Reading: Genesis 35:16-29

This Sunday, November 2, we will celebrate our All Saints Sunday in one worship service at 10:30 a.m. This is the annual honoring of those who have died in our lives this year, and who have shaped and formed us into the Christians we are today. In the United Methodist Church, All Saints is not for people who are canonized or recognized for performing supernatural miracles. All Saints Sunday is for the holy ordinary of those who live in love of God and neighbor daily, and have served the church and its purposes during their lifetime. It does not mean that our saints are perfect, but that their miracles are ones where grace has given new life, their actions have offered healing, and their service has shared hope with the world. The saints we will honor are your loved ones who worshipped and served just like you and I do. We give thanks for them because God’s love through them has given us a glimpse of heaven on earth. This Sunday gives us space to remember their blessing in our lives. So this week I am mindful of the many of our church who have died this past year, and those relatives and friends you have grieved in loss this year. We want to honor them in our worship service, and invite you to submit their photo to be included in our slideshow .

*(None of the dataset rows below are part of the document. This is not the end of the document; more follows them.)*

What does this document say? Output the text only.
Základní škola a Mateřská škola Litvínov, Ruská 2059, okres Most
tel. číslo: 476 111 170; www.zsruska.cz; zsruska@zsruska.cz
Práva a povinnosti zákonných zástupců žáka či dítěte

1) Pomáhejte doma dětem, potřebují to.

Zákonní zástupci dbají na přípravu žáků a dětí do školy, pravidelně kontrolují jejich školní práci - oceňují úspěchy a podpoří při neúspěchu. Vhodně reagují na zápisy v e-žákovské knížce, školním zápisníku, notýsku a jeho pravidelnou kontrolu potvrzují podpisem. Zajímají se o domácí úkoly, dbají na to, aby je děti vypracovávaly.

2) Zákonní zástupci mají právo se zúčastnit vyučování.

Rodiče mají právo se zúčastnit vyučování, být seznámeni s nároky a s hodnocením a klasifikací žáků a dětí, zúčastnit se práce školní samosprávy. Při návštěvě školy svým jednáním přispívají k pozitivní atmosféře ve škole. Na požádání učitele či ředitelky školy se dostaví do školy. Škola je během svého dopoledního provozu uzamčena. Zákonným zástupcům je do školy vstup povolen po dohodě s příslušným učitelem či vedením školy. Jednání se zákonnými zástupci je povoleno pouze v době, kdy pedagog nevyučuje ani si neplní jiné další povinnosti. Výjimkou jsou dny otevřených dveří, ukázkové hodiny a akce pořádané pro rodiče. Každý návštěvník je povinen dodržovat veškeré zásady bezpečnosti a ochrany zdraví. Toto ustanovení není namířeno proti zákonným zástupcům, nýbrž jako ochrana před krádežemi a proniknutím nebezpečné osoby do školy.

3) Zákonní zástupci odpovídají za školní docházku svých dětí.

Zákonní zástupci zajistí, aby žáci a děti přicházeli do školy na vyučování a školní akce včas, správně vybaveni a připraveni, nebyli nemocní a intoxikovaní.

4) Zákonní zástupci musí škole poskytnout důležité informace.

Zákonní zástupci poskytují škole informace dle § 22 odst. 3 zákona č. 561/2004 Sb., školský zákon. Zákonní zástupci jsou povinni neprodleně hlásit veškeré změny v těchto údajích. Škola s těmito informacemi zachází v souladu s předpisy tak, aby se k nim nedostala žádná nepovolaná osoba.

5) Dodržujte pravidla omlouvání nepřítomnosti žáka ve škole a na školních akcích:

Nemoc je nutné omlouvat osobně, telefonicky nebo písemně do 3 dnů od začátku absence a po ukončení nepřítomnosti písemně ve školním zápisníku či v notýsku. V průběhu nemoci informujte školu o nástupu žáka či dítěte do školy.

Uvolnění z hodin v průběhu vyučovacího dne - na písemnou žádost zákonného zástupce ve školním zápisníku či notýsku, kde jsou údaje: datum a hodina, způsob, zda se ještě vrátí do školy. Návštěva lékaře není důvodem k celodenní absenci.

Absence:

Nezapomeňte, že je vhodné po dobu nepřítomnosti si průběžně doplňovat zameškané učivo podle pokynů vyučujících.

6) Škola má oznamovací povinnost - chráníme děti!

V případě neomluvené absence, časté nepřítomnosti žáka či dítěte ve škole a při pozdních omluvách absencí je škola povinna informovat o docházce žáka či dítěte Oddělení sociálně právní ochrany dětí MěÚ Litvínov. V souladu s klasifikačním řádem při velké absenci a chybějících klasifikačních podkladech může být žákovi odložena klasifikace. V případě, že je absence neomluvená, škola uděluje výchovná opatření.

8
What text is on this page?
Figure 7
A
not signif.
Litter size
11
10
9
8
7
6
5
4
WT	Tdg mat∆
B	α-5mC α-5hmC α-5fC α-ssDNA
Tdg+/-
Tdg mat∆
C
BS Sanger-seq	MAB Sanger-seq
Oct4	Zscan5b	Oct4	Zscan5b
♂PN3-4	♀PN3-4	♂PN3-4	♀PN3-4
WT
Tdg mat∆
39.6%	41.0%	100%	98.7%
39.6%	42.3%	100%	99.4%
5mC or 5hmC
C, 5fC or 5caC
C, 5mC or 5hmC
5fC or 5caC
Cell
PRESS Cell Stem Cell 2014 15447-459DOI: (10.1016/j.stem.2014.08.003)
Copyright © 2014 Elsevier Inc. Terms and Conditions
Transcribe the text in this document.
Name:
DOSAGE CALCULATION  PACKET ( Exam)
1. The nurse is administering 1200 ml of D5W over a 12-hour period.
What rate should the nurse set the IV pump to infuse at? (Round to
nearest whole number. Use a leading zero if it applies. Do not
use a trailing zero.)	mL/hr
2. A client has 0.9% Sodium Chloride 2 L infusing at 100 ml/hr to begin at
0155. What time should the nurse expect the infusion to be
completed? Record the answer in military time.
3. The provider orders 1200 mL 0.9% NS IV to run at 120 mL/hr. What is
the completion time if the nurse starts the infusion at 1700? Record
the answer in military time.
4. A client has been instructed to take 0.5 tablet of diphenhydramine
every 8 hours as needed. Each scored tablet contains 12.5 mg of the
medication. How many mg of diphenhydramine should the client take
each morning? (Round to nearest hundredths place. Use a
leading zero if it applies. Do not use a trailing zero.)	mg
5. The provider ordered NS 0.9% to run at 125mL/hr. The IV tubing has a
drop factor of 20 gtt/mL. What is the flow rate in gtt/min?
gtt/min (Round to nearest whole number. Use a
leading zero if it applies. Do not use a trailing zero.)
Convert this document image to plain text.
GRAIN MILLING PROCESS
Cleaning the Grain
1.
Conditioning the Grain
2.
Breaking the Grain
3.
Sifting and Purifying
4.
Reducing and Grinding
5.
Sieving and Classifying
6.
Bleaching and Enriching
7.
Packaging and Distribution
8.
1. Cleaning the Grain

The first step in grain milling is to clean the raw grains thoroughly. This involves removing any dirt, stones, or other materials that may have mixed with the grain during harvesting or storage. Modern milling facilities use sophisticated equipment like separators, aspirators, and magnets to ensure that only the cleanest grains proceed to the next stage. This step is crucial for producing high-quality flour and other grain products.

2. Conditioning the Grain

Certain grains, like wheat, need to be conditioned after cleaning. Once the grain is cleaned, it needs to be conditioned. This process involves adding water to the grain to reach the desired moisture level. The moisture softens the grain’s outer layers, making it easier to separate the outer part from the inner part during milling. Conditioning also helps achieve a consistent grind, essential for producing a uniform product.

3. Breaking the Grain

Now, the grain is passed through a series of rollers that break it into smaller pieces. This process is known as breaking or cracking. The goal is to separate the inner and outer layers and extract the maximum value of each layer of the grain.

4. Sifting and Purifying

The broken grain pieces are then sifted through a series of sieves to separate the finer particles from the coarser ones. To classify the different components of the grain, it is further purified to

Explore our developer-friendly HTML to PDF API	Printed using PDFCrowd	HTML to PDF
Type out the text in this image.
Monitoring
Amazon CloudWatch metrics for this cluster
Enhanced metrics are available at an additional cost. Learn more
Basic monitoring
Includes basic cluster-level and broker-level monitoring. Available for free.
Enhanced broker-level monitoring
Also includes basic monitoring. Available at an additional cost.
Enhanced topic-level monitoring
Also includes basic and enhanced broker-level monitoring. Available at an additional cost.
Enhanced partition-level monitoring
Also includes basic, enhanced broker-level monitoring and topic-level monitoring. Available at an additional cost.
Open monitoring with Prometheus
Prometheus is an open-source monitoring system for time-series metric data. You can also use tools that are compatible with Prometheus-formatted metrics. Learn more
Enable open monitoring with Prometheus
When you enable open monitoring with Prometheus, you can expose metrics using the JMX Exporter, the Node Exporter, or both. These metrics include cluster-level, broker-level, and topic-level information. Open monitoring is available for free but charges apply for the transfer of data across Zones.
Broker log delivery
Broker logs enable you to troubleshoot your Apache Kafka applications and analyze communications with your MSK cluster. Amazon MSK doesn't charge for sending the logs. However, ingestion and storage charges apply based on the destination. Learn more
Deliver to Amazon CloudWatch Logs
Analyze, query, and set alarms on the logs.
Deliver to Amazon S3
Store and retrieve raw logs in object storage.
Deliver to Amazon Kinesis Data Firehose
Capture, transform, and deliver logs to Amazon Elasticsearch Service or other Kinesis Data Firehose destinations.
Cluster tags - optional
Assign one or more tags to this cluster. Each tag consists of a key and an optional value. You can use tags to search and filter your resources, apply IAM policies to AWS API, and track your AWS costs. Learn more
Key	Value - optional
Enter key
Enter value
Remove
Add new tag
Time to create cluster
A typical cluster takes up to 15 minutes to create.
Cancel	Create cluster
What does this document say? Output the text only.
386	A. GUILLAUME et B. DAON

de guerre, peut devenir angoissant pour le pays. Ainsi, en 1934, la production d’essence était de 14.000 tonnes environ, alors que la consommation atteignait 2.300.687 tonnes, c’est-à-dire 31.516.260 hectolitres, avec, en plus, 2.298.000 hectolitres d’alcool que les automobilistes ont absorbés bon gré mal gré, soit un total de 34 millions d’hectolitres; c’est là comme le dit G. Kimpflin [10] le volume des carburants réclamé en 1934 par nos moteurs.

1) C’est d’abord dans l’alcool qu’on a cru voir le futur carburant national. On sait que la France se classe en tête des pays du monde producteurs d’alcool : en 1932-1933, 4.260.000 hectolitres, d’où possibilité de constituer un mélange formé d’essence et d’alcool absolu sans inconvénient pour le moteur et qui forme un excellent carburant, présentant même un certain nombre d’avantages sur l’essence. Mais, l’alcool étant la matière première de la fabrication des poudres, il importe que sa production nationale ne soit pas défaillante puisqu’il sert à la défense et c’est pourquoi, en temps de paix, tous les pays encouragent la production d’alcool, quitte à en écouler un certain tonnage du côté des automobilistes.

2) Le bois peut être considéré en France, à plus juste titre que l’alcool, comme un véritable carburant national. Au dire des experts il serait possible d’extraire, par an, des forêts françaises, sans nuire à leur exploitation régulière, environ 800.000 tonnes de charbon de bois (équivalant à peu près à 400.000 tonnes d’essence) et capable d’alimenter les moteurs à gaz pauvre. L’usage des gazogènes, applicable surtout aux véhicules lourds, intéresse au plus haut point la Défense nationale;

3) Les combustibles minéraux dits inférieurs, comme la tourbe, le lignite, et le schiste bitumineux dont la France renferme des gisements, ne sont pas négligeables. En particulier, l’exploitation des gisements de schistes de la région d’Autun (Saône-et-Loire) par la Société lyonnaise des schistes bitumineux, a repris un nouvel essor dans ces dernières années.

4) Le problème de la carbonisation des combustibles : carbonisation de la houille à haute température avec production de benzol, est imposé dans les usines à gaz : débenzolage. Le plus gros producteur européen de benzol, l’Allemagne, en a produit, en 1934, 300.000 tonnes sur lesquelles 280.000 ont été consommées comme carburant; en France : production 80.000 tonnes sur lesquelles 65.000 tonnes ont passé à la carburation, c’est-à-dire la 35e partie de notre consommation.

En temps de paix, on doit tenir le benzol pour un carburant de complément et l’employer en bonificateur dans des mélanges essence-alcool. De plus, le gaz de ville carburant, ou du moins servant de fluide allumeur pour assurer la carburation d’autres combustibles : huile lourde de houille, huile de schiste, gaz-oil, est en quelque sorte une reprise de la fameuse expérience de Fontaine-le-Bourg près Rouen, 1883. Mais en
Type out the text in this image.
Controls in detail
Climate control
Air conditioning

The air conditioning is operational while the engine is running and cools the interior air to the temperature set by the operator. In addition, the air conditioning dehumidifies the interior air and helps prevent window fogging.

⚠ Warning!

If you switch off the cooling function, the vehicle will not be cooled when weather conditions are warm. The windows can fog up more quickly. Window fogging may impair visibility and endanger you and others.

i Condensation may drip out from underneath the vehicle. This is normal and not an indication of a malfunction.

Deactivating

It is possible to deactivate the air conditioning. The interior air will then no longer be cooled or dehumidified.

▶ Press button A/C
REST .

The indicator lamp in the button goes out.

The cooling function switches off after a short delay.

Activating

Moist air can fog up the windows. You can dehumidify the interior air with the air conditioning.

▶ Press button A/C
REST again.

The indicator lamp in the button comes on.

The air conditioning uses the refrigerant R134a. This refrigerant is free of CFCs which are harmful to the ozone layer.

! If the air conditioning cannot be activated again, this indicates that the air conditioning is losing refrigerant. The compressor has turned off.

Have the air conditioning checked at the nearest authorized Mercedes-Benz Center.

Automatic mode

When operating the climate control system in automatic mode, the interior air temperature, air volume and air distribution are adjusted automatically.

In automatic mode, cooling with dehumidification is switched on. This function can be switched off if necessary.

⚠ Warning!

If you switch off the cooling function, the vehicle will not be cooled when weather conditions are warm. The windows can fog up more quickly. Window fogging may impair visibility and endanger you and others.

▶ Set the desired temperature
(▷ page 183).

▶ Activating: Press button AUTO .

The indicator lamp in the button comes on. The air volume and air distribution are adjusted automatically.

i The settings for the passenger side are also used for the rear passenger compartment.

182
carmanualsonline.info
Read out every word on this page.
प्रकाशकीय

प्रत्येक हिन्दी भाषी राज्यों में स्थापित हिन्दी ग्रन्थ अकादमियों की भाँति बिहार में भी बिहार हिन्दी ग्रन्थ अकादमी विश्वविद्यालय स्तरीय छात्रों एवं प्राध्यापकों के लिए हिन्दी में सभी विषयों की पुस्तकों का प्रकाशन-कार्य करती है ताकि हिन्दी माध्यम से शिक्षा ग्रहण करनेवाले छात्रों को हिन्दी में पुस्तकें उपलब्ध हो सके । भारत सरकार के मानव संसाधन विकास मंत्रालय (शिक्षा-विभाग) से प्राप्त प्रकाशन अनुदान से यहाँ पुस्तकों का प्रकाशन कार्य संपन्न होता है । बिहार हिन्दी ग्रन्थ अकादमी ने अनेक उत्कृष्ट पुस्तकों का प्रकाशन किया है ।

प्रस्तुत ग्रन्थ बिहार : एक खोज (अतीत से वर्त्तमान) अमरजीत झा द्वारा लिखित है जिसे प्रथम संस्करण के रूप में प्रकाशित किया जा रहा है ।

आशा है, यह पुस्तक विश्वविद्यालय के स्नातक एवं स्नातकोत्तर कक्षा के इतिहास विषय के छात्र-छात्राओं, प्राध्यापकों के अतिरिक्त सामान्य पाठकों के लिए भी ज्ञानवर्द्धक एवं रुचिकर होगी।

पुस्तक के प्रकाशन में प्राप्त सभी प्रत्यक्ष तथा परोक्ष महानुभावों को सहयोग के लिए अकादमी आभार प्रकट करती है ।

I pray that this All Saints Sunday will be a balm for your soul and a comfort for your spirit, as we will gather for holy communion, lighting candles in honor of our saints’ place at the table. In the grieving of the absence of their presence, we will honor the presence of their absence. We will feel how the sacredness of their lives has shaped and formed us to be the church we are today. Our role is to continue their legacy – how their lives not only shaped ours, but the church itself. The mission of the good news of Jesus Christ continues because of the foundation our saints over millennia have laid for us. Just as in Genesis, we hear of Racheal and Issac’s death, we know that young and old leave this earth. As we grieve and mourn, our faith reminds us that death never has the last word. God’s love unites us between heaven and earth, and gives us courage to face the future unafraid. It draws those of us in this life closer to one another so that we might love God and our neighbor in all that we do. The holy ordinary continues as we keep sharing God’s love. So let us feel the assurance this Sunday: our faithfulness continues their journey. May we honor our saints and their place at the table, as we live out the mission of the church.